Un lavoratore italiano prende 10.700 euro meno di un lavoratore francese e 15 mila euro meno di un lavoratore tedesco. Questi gli stipendi in Italia. In Europa il salario medio è 37.400 euro di in Francia di 40.100 euro ed in Germania di 44.500. Ognuno faccia la differenza.
Una delle motivazioni i della differenza sarebbe la scarsa qualificazione dei lavoratori italiani. Da noi è il 13% a non essere qualificato, mentre nel resto dell’UE è del 9,9%.
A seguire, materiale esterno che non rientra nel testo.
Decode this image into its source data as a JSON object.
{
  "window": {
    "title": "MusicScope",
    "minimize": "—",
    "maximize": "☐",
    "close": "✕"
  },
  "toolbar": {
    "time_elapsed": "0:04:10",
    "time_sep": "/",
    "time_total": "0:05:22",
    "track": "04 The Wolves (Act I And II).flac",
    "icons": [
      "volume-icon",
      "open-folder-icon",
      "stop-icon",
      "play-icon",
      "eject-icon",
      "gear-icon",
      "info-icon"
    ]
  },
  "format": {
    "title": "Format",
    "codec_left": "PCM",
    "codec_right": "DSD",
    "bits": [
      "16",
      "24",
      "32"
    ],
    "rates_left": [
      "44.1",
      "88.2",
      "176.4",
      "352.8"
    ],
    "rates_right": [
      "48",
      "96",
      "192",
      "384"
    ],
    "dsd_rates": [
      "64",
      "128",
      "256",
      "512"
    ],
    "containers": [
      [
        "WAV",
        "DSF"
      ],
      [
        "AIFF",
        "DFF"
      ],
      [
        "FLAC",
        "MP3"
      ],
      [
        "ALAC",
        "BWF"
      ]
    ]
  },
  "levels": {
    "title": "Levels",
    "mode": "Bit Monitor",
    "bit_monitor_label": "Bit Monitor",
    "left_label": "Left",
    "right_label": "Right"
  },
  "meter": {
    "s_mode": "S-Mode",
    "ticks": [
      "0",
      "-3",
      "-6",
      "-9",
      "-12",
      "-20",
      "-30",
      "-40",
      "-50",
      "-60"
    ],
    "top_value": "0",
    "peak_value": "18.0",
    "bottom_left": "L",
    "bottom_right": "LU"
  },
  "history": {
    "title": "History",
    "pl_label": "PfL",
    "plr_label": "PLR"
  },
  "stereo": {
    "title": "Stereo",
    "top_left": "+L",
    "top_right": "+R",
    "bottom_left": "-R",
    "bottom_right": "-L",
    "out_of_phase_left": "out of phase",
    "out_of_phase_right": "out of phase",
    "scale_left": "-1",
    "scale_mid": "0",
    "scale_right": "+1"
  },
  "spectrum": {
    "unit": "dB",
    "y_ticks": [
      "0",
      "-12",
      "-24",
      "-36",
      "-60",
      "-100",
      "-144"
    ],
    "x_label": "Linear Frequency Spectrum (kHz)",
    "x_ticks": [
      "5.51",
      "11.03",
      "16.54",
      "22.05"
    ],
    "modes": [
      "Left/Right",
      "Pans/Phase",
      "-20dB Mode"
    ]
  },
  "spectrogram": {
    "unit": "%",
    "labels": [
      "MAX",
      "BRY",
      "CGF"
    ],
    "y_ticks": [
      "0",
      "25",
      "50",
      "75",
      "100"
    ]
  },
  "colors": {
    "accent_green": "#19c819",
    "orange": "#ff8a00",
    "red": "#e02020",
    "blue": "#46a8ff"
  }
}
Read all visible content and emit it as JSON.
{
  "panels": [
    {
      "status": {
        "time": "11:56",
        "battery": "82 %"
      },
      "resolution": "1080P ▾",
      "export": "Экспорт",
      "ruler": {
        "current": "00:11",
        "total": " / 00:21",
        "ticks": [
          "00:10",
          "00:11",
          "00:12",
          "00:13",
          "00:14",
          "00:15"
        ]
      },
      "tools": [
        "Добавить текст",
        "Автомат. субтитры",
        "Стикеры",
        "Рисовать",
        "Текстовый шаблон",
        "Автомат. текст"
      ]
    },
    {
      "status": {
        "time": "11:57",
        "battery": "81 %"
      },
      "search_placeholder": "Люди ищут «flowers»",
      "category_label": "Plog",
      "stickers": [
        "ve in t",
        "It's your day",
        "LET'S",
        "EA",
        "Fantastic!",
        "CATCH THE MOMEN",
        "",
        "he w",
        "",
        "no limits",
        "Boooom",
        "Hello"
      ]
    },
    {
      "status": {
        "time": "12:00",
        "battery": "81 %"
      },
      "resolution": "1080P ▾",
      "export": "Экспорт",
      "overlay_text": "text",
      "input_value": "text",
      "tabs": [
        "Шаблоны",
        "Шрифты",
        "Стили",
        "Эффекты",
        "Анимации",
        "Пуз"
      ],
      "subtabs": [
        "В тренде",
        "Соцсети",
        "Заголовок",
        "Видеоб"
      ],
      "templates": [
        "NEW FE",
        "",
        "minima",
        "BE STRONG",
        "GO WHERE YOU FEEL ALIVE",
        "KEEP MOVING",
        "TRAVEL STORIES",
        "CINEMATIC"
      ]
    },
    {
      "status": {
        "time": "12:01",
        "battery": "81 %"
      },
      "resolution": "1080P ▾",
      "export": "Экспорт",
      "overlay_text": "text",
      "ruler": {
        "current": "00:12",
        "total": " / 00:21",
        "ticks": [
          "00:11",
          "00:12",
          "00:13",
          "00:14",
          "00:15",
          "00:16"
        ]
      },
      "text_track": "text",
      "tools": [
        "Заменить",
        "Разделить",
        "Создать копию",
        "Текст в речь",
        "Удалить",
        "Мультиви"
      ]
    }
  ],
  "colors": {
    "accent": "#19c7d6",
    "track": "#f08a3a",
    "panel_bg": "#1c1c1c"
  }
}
Se poi si fa il calcolo di quanto le retribuzioni medie sono aumentate fra il 1990 ed il 2020 risulta che l’Italia è quella dove non solo gli stipendi non sono aumentati rispetto a 30 anni fa, ma addirittura sono diminuiti del 2,9% (fonte OCSE). In Spagna sono cresciuti del 6,2%, in Austria del 20,9%, in Francia del 31,1%, in Germania del 33,7% e in Irlanda addirittura dell’5,5%. Non citiamo gli aumenti vertiginosi dei paesi ex comunisti dove si va da un aumento del 69,3% della Slovenia al 96,5% della Polonia al 276,3% della Lituania. Ma questi non possono essere presi a paragone.
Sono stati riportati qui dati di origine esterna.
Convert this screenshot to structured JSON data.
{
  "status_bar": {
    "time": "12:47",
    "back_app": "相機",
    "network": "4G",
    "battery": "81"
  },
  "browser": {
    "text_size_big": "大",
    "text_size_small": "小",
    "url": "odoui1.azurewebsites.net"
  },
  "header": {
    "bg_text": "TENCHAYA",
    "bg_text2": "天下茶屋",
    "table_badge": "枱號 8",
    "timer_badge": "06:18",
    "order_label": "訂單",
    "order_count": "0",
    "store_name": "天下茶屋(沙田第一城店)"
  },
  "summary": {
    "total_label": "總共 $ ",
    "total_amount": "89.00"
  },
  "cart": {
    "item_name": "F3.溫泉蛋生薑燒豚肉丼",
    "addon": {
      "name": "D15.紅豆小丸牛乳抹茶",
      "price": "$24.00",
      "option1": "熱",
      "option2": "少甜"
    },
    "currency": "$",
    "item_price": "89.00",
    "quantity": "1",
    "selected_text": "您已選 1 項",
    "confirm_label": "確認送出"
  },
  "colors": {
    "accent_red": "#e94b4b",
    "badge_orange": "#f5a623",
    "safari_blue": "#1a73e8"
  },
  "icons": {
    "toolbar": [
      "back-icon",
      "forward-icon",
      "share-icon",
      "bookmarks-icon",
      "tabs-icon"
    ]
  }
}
La Cgia di Mestre è favorevole al salario minimo di 9 euro lordi l’ora se come riferimento si tiene il Trattamento Economico Complessivo (Tec) e non la paga oraria.
Niente invece salario minimo agli apprendisti: sennò si rischierebbe di far sparire l’apprendistato.
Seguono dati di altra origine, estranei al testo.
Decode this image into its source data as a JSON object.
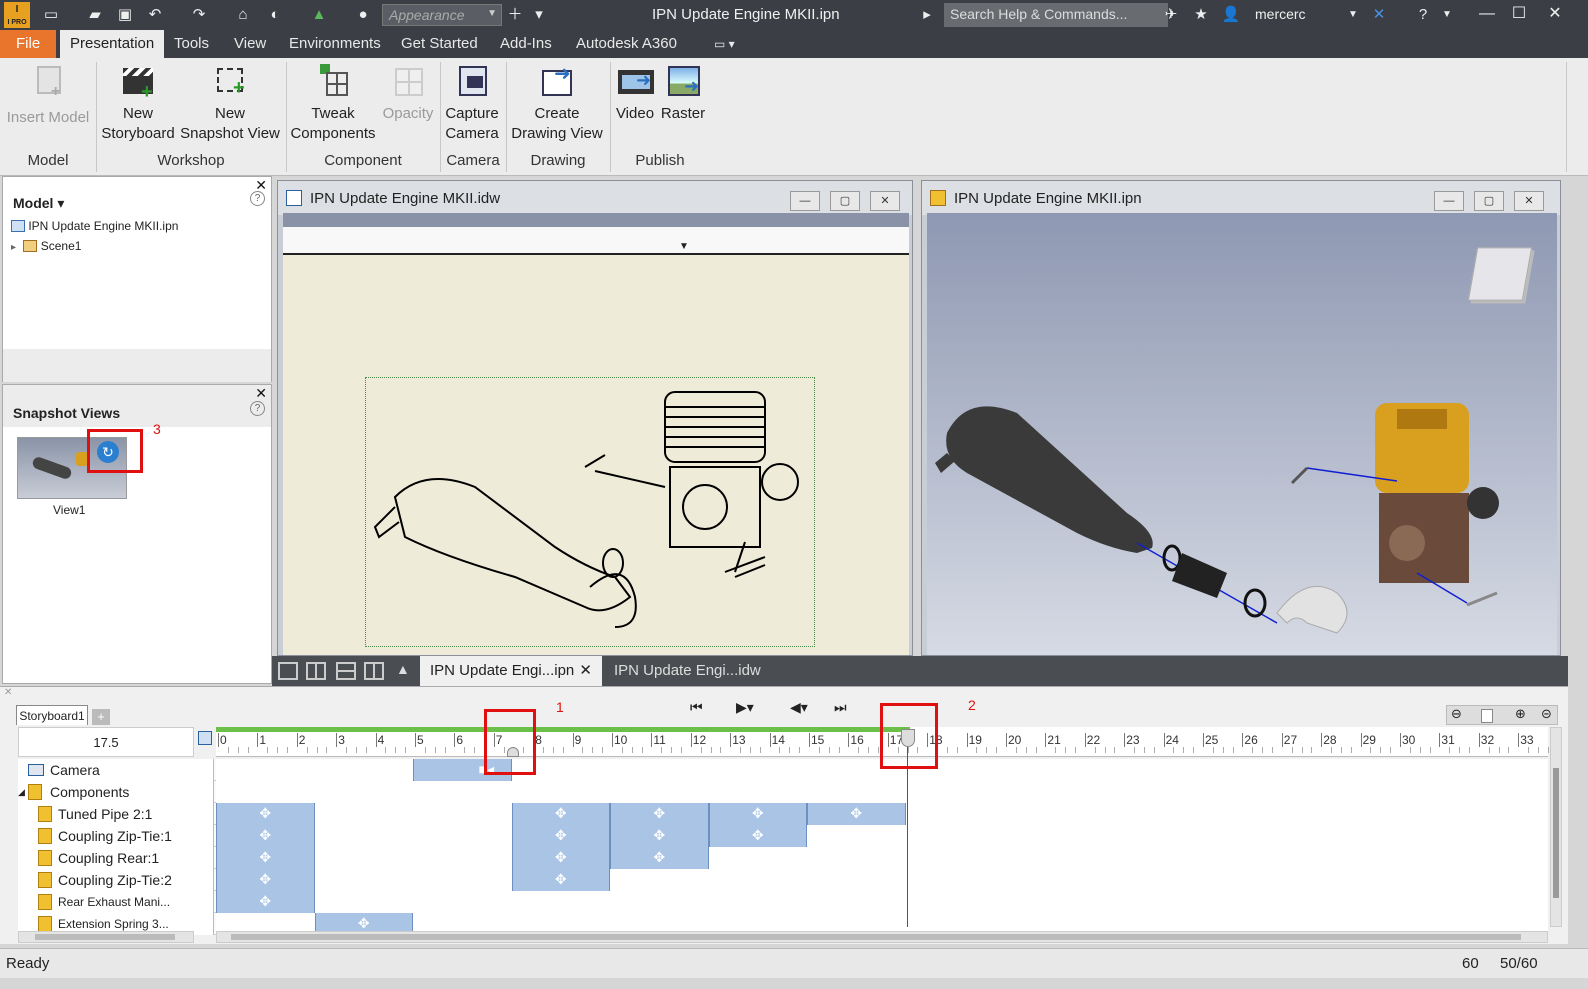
{
  "title_bar": {
    "app_logo": "I PRO",
    "appearance_placeholder": "Appearance",
    "window_title": "IPN Update Engine MKII.ipn",
    "search_placeholder": "Search Help & Commands...",
    "user_name": "mercerc"
  },
  "menu": {
    "tabs": [
      "File",
      "Presentation",
      "Tools",
      "View",
      "Environments",
      "Get Started",
      "Add-Ins",
      "Autodesk A360"
    ],
    "active_tab": "Presentation"
  },
  "ribbon": {
    "buttons": [
      {
        "label": "Insert Model",
        "disabled": true
      },
      {
        "label": "New Storyboard",
        "line1": "New",
        "line2": "Storyboard"
      },
      {
        "label": "New Snapshot View",
        "line1": "New",
        "line2": "Snapshot View"
      },
      {
        "label": "Tweak Components",
        "line1": "Tweak",
        "line2": "Components"
      },
      {
        "label": "Opacity",
        "disabled": true
      },
      {
        "label": "Capture Camera",
        "line1": "Capture",
        "line2": "Camera"
      },
      {
        "label": "Create Drawing View",
        "line1": "Create",
        "line2": "Drawing View"
      },
      {
        "label": "Video"
      },
      {
        "label": "Raster"
      }
    ],
    "groups": [
      "Model",
      "Workshop",
      "Component",
      "Camera",
      "Drawing",
      "Publish"
    ]
  },
  "model_panel": {
    "header": "Model",
    "tree": [
      "IPN Update Engine MKII.ipn",
      "Scene1"
    ]
  },
  "snapshot_panel": {
    "header": "Snapshot Views",
    "items": [
      {
        "label": "View1"
      }
    ],
    "annotation": "3"
  },
  "doc_windows": {
    "drawing_title": "IPN Update Engine MKII.idw",
    "model_title": "IPN Update Engine MKII.ipn"
  },
  "doc_tabs": {
    "tabs": [
      "IPN Update Engi...ipn",
      "IPN Update Engi...idw"
    ],
    "active": 0
  },
  "timeline": {
    "storyboard_tab": "Storyboard1",
    "current_time": "17.5",
    "ticks": [
      "0",
      "1",
      "2",
      "3",
      "4",
      "5",
      "6",
      "7",
      "8",
      "9",
      "10",
      "11",
      "12",
      "13",
      "14",
      "15",
      "16",
      "17",
      "18",
      "19",
      "20",
      "21",
      "22",
      "23",
      "24",
      "25",
      "26",
      "27",
      "28",
      "29",
      "30",
      "31",
      "32",
      "33"
    ],
    "annotation_1": "1",
    "annotation_2": "2",
    "rows": [
      {
        "label": "Camera",
        "blocks": [
          [
            5,
            7.5
          ]
        ]
      },
      {
        "label": "Components",
        "blocks": []
      },
      {
        "label": "Tuned Pipe 2:1",
        "blocks": [
          [
            0,
            2.5
          ],
          [
            7.5,
            10
          ],
          [
            10,
            12.5
          ],
          [
            12.5,
            15
          ],
          [
            15,
            17.5
          ]
        ]
      },
      {
        "label": "Coupling Zip-Tie:1",
        "blocks": [
          [
            0,
            2.5
          ],
          [
            7.5,
            10
          ],
          [
            10,
            12.5
          ],
          [
            12.5,
            15
          ]
        ]
      },
      {
        "label": "Coupling Rear:1",
        "blocks": [
          [
            0,
            2.5
          ],
          [
            7.5,
            10
          ],
          [
            10,
            12.5
          ]
        ]
      },
      {
        "label": "Coupling Zip-Tie:2",
        "blocks": [
          [
            0,
            2.5
          ],
          [
            7.5,
            10
          ]
        ]
      },
      {
        "label": "Rear Exhaust Mani...",
        "blocks": [
          [
            0,
            2.5
          ]
        ]
      },
      {
        "label": "Extension Spring 3...",
        "blocks": [
          [
            2.5,
            5
          ]
        ]
      }
    ]
  },
  "status_bar": {
    "text": "Ready",
    "count1": "60",
    "count2": "50/60"
  },
  "colors": {
    "accent_file": "#e8752b",
    "anim_block": "#a9c4e4",
    "annotation_red": "#e01010",
    "timeline_green": "#6cc04a"
  }
}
Il Tec, oltre alla retribuzione lorda include anche la quota mensile di tredicesima e quattordicesima, del Tfr, della quota dovuta agli enti bilaterali, i permessi, le ferie ecc. Tenendo conto di queste voci la retribuzione oraria è già a superiore a 9 euro. Senza contare che è sempre più diffusa, soprattutto al Centro Nord, la sottoscrizione tra le parti sociali dei contratti di secondo livello (territoriali e/o aziendali) che, assieme al ricorso del welfare aziendale, consentono alle buste paga dei dipendenti di essere ancor più pesanti.